Relationships among men, women and children are egalitarian, loose and flexible inside of “affection-groups”.  The Mound contains several pages of descriptive material that outlines the features of this society and its place in pre-history.  K’n-yan appears to be extremely stable and advanced relative to the human societies on Earth’s surface, but is also decadent.  

And this is the source of the horror in the story.  Zamacona notes that the population has declined and no longer fills the vast underground cities.  The energy, creativity and religious sentiment of the Tsathians is subordinated to the quest for entertainment and sensual pleasures, to aesthetic experiences and re-enactments of their grand history.   Ever the materialist, Lovecraft accounts for the ghostly appearances on the mound in terms of the Tsathian’s highly developed mental talents, which include telepathy and the ability to dematerialize and re-materialize at will—an ability that requires focused training.  Nothing spiritual here. 

Yet for those of us who are comfortable with some supernatural explanations of phenomena, there is an interesting comment later in the story. The author describes how the Tsathian’s entertain themselves by re-enacting ancient battles on the surface in their semi-dematerialized forms.  He comments:  “Some philosophers thought that in such cases they actually coalesced with immaterial forces left behind by these warlike ancestors themselves.”  What could these ‘immaterial forces’ be but a survival of something outside the physical body?

More disturbingly, the Tsathians turn to their amphitheaters for gruesome entertainment, just as the Romans did—“where curious sports and sensations were provided for the weary people of K’n-yan.”  The ‘sports and sensations’ involve the psychokinetic surgical mutilation of members of the underclass.  As is demonstrated later in the story, such mutilations are also an aspect of the remarkably cruel and brutal system of justice.

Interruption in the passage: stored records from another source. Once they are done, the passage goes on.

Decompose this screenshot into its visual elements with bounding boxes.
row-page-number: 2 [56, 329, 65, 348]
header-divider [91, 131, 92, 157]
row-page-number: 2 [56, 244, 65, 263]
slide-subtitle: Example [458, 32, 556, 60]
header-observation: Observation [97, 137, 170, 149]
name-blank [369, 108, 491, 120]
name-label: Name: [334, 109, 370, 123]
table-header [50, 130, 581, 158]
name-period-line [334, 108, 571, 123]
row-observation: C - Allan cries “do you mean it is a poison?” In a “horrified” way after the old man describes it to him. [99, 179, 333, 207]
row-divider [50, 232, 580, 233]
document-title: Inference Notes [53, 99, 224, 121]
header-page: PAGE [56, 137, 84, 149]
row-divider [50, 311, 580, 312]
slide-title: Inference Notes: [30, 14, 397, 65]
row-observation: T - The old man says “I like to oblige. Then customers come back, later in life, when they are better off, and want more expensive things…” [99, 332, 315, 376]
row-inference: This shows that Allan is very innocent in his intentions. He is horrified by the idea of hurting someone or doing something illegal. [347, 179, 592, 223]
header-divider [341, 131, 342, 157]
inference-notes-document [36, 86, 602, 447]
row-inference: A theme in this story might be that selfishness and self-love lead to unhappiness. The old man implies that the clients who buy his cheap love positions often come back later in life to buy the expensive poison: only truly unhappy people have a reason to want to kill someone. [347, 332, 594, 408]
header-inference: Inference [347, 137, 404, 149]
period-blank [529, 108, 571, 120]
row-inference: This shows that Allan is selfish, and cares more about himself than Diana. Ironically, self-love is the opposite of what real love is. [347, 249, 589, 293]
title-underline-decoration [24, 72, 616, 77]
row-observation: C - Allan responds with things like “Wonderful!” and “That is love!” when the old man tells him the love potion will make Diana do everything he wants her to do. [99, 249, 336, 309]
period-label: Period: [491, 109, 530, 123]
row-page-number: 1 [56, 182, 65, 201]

At the end of the story, the narrator discovers the shocking fate of Zamacona after the explorer had attempted an escape from K’n-yan.  Without going into much detail, Zamacona’s terrible punishment involves placement of his identity inside the body of another—a device that occurs in several Lovecraft stories and interesting because of its recurrence.  The Shadow Out of Time (1936) and The Case of Charles Dexter Ward (1941) are probably the best known stories where this device is used.  Typically, the identity of one character—who is ‘good’ or of superior character—is trapped inside that of another, who is either alien or degenerate.  What is this about?  Here are some other examples:

A highly intelligent being from outer space is trapped inside the body of a mental patient in Beyond the Wall of Sleep (1919).  Edward Derby is repeatedly transferred into the body of his evil wife Asenath in The Thing on the Doorstep (1937)—even after she has been murdered.  In The Challenge from Beyond (1937) George Campbell’s mind is transferred into the body of an extra-terrestrial that resembles a centipede.  Finally, a narrator discovers he has been transferred into the body of an Anglican priest in The Evil Clergyman, (1939) possibly one of the most horrifying ideas Lovecraft could have conceived.

A couple of posts cannot do justice to the depth and ambition of Lovecraft’s The Mound.  The speculative anthropology is thought provoking, while the ending is quite powerful and haunting.  This story is recommended to all who would seek a deeper understanding of what was on Lovecraft’s mind at the height of his career.